On the same day a PAF F-104 intercepted a Canberra bomber on its way back from Sargodha and shot it down, while one Hunter pilot Flight Lieutenant (later Air Marshal) K. C. Cariappa who was son of Field Marshal K. M. Cariappa, the first Indian Army Commander-in-Chief was shot down by anti-aircraft fire; he ejected and was taken POW. On realizing the identity of the wounded soldier at Kargil, Radio Pakistan immediately announced the capture of the younger Cariappa. General Ayub Khan himself contacted General Cariappa, who was living a retired life at Mercara, his hometown, with information about his son's safety. When Ayub Khan offered to release his son immediately, Cariappa is reported to have scoffed at the idea and told him to give his son no better treatment than any other POW. Singh recounts that Cariappa replied, "He is my son no longer. He is the child of this country, a soldier fighting for his motherland like a true patriot. My many thanks for your kind gesture, but I request you to release all or release none. Give him no special treatment."
Indian sources also claim that in terms of aircraft lost to sorties flown, the Indian Air Force's attrition rate (1.5%) was lower than the Pakistani attrition rate (1.82%).
Another factor which makes it difficult to determine the outcome of the 1965 air war is the issue of aircraft lost in the air in air-to-air combat or to ground fire as opposed to aircraft lost on the ground due to bombing. A large number of Indian aircraft losses occurred on the ground during the attacks on Kalaikkunda and Pathankot—up to 60 per cent by some accounts. —while most of the Pakistani losses were in aerial combat.
India's air chief marshal Arjan Singh claimed that despite having been qualitatively inferior, his air force achieved air superiority in three days. According to Kenneth Werrell, the Pakistan Air Force "did well in the conflict and probably had the edge". When hostilities broke out, the Pakistan Air Force with around 100 F-86s faced an enemy with five times as many combat aircraft; the Indians were also equipped with comparatively modern aircraft inventory. Despite this, Werrell credits the PAF as having the advantage of a "decade's experience with the Sabre" and pilots with long flight hours experience.
Effect on future wars
The lessons of the 1965 war led India to refine its tactics which proved decisive in the 1971 war. Pakistani forces failed to take account of the extent to which they had relied on two factors which the IAF could not take for granted – complete ground-based defensive radar coverage and an adequate supply of air-to-air missiles. Much effort was expended in India to remedy these deficiencies before 1971.

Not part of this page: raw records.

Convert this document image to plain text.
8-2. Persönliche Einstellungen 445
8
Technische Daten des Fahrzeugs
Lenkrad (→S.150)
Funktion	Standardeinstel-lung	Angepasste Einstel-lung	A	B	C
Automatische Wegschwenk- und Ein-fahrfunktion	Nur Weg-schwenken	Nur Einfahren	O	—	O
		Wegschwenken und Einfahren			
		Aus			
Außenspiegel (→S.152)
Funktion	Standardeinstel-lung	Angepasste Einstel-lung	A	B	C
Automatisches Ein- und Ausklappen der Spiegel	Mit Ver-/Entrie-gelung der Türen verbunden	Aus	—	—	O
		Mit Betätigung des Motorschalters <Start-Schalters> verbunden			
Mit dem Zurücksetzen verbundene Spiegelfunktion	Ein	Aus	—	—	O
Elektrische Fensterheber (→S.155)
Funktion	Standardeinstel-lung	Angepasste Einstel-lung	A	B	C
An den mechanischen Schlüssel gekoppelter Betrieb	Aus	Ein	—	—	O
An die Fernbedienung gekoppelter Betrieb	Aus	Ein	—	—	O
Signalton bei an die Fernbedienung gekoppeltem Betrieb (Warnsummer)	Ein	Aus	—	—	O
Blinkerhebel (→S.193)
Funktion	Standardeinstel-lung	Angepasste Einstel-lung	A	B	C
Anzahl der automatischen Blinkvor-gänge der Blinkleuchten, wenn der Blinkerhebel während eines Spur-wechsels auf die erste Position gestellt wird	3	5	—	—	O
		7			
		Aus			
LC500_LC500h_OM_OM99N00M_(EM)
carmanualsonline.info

With Soviet aid, India established a modern early warning radar system, including the recently introduced 'Fansong-E' low-level radar, linked with SA-2 'Guideline' surface-to-air missiles and a large number of AA guns. By December 1971 the IAF comprised a total of 36 squadrons (of which 10 were deployed in the Bengal sector) with some 650 combat aircraft.
Moreover, the 1965 war resulted in the USA imposing a 10-year arms embargo on both sides. This had no effect on India, which had always looked to Britain, France and even Russia for arms, but was disastrous for Pakistan, which was forced to acquire 90 obsolete second hand Sabres via Iran, 28 Mirage IIIs from France and 74 maintenance intensive Shenyang F-6s. It was unable to replace losses among its (already weak) force of B-57s, or to acquire a modern interceptor in realistic numbers.